N° 254
du 02/09/2002

Niger


Une mutinerie a secoué le régime pendant quelques jours

Alors que la Coordination des forces démocratiques (CFD, coalition de 11 partis d’opposition) a estimé que le gouvernement nigérien était le seul responsable de la mutinerie qui a sévi durant dix jours, début août, dans le sud-est du pays, le Premier ministre nigérien, Hama Amadou, a estimé lui que cette mutinerie “n’était que la partie visible de l’iceberg, une sorte de diversion tactique destinée à détourner notre attention (...) alors qu’à Niamey quelque chose se tramait”, a-t-il dit.
Tout en se refusant à toute conclusion pour ne pas gêner l’enquête en cours, le Premier ministre a néanmoins relevé la coïncidence entre la mutinerie et la tentative d’insurrection d’un groupe de militaires dans trois garnisons de Niamey opérée quelques jours après le début de la mutinerie.

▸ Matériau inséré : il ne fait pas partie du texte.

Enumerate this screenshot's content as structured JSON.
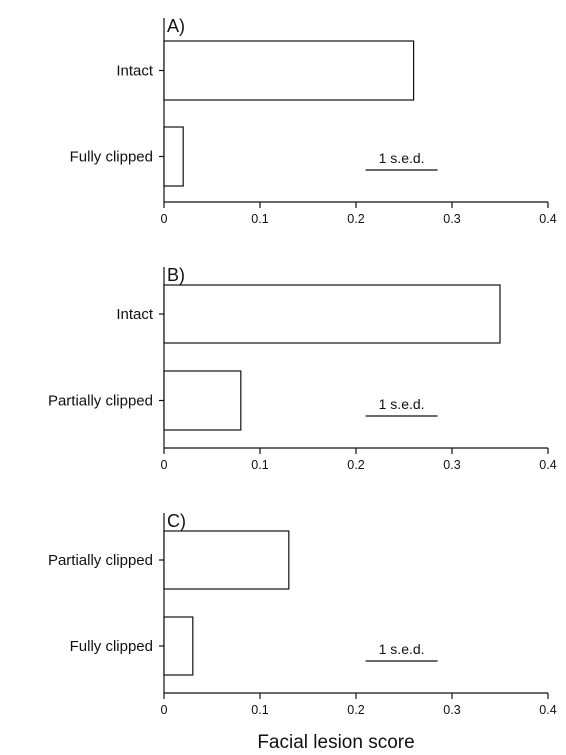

Selon M. Amadou, les insurgés de la capitale avaient prévu de s’emparer de pièces d’artillerie lourde pour libérer les quatre officiers arrêtés après le début de la mutinerie et leur confier “la direction des opérations”.
“Si nous n’avions pas pris des mesures, nous serions peut-être en train de condamner un coup d’Etat”, a-t-il estimé.
M. Amadou a imputé cette “tentative de déstabilisation” du régime à “des esprits malintentionnés”, qui “jouent sur le registre de la division de l’armée en vue de l’instrumentaliser et de la ramener sur la scène politique”.
Le Niger a connu deux coups d’Etat en 1996 et 1999.
Les partis politiques au pouvoir ont déjà dénoncé une tentative de coup d’Etat et réclamé la cour martiale pour juger les mutins, provoquant une vive réaction dans la société civile, qui parle de “retour de la dictature”.
Le Premier ministre a écarté l’éventualité d’une cour martiale et expliqué qu’un comité a été chargé d’élaborer des textes juridiques militaires calqués sur ceux des Etats africains et de la France. Les coupables seront jugés conformément à ces textes qui seront d’abord adoptés par l’Assemblée nationale avant leur application, a-t-il assuré.
Fin août, 268 militaires ont été arrêtés pour leur implication présumée dans ces mouvements de protestation.

Le président de la LNDDH inculpé de “"diffusion de fausses nouvelles”

Conséquence indirecte de cette mutinerie, le président de la Ligue nigérienne de défense des droits de l’Homme (LNDDH), Bagnou Bonkoukou, a été inculpé pour “diffusion de fausses nouvelles” et placé sous mandat de dépôt. M. Bonkoukou a été incarcéré à la prison civile de Niamey, après avoir passé deux jours en garde à vue à la Police judiciaire (PJ).
Il a été interpellé trois jours après la publication d’un communiqué de la LNDDH faisant état “de nombreux civils et militaires tués” lors des combats entre des soldats mutins et l’armée loyaliste.

Selon un bilan du ministère de la Défense, ces combats n’ont fait que deux morts, tous militaires - un sergent et un soldat - et parmi les civils, un enfant habitant à Diffa (sud-est) a été blessé par une balle perdue. La LNDDH, qui de son côté n’a pas fourni de bilan chiffré, a demandé au président nigérien, Mamadou Tandja, de permettre à la Fédération internationale des droits de l’homme (FIDH) d’enquêter à Diffa “pour faire la lumière sur ces graves événements”.
Me Amina Balla Kalto, présidente du Collectif d’organisations de défense des droits de l’Homme (CODDH), a aussi été interpellée à deux reprises par la police qui lui a demandé de “tempérer” ses déclarations à propos de la mutinerie.